Word Count Kafka Stream Application
This is kafka stream application to count number of words from a stream of sentences. Words are considered case insensitive i.e. kafka, Kafka, KAFKA and kafKa are considered all the same.
This is developed using java 8 and kafka stream 2.7.0
Setup kafka cluster on your local machine.

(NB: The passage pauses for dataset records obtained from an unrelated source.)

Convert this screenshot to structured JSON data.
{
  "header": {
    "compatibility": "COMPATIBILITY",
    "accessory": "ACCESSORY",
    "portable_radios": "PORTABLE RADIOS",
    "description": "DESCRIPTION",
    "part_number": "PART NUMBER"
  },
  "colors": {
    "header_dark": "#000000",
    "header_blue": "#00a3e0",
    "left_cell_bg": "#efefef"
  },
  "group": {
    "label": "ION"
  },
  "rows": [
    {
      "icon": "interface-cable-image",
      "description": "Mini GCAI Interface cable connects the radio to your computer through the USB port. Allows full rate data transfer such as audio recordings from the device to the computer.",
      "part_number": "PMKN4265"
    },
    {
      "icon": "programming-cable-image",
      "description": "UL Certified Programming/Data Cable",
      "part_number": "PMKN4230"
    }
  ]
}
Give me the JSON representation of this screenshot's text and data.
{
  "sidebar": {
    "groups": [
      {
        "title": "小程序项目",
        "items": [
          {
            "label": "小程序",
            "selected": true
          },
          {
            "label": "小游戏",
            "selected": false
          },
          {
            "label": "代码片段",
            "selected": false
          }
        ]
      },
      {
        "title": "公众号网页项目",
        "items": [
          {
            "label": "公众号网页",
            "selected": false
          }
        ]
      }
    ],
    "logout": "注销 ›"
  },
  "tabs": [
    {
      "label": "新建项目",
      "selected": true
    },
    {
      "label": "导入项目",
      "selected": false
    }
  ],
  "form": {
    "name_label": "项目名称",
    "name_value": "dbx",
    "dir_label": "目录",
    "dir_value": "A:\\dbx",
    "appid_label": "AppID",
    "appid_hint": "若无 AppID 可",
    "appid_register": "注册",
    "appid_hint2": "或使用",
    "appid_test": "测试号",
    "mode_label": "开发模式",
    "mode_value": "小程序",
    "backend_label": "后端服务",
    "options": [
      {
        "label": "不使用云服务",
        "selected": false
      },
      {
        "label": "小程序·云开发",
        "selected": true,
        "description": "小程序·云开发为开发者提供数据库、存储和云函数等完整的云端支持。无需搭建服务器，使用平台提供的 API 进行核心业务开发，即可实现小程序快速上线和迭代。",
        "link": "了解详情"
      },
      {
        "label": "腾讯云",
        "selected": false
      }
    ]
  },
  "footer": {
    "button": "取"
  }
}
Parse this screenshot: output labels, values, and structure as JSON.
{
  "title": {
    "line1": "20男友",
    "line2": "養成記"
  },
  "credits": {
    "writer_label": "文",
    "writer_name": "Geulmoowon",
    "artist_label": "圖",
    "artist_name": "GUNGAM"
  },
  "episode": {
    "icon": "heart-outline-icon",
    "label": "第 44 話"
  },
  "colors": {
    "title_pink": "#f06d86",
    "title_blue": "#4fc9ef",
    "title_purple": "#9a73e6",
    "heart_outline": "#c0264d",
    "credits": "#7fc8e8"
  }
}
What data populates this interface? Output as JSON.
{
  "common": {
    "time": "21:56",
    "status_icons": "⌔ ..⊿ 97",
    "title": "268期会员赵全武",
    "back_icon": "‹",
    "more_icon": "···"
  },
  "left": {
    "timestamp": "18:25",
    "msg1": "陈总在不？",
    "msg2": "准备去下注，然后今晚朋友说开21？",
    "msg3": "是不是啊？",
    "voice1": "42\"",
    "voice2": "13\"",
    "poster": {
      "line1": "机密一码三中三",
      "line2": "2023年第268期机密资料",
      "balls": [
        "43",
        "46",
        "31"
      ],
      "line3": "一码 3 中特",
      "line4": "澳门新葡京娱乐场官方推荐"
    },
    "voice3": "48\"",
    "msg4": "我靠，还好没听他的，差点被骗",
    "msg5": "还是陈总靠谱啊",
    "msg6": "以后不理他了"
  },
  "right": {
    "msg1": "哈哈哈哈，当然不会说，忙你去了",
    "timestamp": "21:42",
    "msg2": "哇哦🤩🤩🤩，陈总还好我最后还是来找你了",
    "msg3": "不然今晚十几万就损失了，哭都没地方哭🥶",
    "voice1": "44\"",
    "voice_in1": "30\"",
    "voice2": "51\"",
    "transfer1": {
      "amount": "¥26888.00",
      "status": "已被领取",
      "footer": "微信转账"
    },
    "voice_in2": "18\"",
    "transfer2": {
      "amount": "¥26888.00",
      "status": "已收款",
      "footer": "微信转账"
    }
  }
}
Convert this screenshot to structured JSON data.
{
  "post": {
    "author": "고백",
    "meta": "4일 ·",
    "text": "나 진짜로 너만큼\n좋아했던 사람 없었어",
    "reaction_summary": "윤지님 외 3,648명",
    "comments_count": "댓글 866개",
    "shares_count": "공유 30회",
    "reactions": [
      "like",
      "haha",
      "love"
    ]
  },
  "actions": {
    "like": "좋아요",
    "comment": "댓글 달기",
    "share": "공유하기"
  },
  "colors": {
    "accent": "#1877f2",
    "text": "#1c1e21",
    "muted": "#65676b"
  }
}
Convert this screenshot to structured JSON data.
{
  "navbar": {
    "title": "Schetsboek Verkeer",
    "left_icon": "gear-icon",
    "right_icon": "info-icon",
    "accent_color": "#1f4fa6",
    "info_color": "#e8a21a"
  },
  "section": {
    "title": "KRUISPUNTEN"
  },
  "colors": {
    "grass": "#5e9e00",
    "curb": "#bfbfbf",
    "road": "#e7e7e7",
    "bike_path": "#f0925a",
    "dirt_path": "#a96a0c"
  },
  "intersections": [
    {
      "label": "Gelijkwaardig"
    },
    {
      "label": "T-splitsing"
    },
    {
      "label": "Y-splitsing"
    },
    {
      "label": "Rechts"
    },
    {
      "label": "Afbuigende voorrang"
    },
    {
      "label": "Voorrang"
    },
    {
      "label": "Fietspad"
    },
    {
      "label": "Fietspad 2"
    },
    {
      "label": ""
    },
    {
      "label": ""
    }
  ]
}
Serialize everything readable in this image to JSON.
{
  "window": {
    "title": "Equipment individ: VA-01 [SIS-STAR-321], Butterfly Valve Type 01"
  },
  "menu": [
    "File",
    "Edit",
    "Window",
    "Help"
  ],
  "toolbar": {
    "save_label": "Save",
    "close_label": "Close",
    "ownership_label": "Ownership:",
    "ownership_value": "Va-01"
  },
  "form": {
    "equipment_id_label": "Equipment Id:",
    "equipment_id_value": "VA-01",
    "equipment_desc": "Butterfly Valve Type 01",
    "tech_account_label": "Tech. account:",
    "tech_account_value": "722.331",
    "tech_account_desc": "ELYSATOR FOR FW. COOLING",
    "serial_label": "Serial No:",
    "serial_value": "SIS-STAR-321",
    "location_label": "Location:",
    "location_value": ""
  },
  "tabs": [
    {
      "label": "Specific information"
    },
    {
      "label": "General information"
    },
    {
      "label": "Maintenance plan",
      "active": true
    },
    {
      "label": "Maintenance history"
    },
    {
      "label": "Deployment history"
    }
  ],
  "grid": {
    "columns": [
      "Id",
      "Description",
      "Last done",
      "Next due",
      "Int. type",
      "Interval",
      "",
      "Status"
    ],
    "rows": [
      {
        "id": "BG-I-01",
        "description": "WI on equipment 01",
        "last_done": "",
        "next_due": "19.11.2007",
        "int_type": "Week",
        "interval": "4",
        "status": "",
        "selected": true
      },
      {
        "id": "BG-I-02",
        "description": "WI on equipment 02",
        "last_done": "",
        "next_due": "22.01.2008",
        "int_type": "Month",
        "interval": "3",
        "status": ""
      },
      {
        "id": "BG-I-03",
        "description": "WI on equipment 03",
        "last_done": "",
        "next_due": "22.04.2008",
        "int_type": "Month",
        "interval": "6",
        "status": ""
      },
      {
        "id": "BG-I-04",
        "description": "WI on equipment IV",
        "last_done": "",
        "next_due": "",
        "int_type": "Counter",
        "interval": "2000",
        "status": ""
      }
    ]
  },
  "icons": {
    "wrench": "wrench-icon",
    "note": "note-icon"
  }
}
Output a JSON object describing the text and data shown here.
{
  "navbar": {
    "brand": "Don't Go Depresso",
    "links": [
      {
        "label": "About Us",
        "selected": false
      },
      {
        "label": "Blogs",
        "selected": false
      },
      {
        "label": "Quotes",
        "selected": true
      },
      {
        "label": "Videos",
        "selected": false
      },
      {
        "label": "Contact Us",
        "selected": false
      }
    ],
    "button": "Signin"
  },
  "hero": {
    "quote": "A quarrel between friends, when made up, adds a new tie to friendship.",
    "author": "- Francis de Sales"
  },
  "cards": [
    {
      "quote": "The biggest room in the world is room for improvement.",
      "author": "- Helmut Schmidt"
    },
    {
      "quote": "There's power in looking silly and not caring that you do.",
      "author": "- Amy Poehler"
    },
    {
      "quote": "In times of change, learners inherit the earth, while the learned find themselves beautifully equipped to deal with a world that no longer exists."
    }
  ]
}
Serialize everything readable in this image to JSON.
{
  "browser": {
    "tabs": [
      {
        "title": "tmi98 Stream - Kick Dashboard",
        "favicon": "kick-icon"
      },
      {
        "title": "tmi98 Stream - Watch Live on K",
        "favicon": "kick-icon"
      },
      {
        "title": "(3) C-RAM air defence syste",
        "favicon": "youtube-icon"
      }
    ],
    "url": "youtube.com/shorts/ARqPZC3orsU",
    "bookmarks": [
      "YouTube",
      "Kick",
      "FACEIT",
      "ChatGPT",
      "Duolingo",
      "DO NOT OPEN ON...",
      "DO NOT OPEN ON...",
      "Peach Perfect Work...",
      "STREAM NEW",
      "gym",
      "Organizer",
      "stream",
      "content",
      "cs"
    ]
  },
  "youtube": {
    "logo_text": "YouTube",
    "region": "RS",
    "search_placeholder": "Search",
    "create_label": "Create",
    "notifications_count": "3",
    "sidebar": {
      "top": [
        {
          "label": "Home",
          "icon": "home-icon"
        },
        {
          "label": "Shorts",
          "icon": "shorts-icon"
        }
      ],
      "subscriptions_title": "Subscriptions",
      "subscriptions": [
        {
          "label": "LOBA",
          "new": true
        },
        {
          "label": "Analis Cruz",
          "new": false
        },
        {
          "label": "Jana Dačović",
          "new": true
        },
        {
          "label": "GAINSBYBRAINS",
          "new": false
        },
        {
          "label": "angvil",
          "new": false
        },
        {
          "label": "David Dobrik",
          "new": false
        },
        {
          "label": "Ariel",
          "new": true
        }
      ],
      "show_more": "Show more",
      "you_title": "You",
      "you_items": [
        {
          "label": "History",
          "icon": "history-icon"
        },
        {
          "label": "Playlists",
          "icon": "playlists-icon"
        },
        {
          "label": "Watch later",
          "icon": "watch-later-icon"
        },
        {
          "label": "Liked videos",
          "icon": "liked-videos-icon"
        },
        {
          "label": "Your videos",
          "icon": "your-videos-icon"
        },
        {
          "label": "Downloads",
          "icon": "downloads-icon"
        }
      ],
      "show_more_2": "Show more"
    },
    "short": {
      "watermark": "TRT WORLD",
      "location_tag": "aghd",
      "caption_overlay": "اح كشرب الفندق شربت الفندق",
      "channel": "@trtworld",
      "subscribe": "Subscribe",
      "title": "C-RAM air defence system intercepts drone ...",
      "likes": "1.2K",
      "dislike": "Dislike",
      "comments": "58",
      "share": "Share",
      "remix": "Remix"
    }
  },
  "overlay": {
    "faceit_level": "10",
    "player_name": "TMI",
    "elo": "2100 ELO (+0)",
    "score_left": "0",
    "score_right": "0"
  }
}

Refer Kafka Cluster Setup
section for help.
Create input and output topics
bin/kafka-topics.sh --create \
--zookeeper localhost:2181 \
--replication-factor 1 \
--partitions 3 \
--topic word-count-input
bin/kafka-topics.sh --create \
--zookeeper localhost:2181 \
--replication-factor 1 \
--partitions 3 \
--topic word-count-output
Produce messages from kafka console producer to input topic
bin/kafka-console-producer.sh --broker-list localhost:9092 --topic word-count-input
Start Word Count Stream application
Start console consumer to consume messages from output topic
bin/kafka-console-consumer.sh --bootstrap-server localhost:9092 \
--topic word-count-output \
--from-beginning \
--formatter kafka.tools.DefaultMessageFormatter \
--property print.key=true \
--property print.value=true \
--property key.deserializer=org.apache.kafka.common.serialization.StringDeserializer \
--property value.deserializer=org.apache.kafka.common.serialization.LongDeserializer
https://kafka.apache.org/downloads
Extract it somewhere by executing tar command on Terminal
i.e. tar -xvf kafka_2.13-2.6.0.tgz
Go to that extracted Kafka folder
i.e. cd kafka_2.13-2.6.0/
Start zookeeper
bin/zookeeper-server-start.sh config/zookeeper.properties
This will bring up zookeeper on default port 2181 configured in config/zookeeper.properties
file
Start first broker/node
bin/kafka-server-start.sh config/server.properties
This will start broker with below default broker id, log directory and port configured in config/server.properties
broker.id=0
log.dirs=/tmp/kafka-logs
port=9092
Create a copy of config/server.properties
file for second broker/node
i.e. cp config/server.properties config/server1.properties
Change broker id, log directory and port in config/server1.properties
file
broker.id=1
log.dirs=/tmp/kafka-logs-1
port=9093
Start second broker/node
bin/kafka-server-start.sh config/server1.properties
Create one more copy of config/server.properties
file for third broker/node
i.e. cp config/server.properties config/server2.properties
Change broker id, log directory and port in config/server2.properties
file
broker.id=2
log.dirs=/tmp/kafka-logs-2
port=9094
Start third broker/node
bin/kafka-server-start.sh config/server2.properties
Check what brokers are up and running
bin/zookeeper-shell.sh localhost:2181 ls /brokers/ids
will give you below output
Connecting to localhost:2181
WATCHER::
WatchedEvent state:SyncConnected type:None path:null
[0, 1, 2]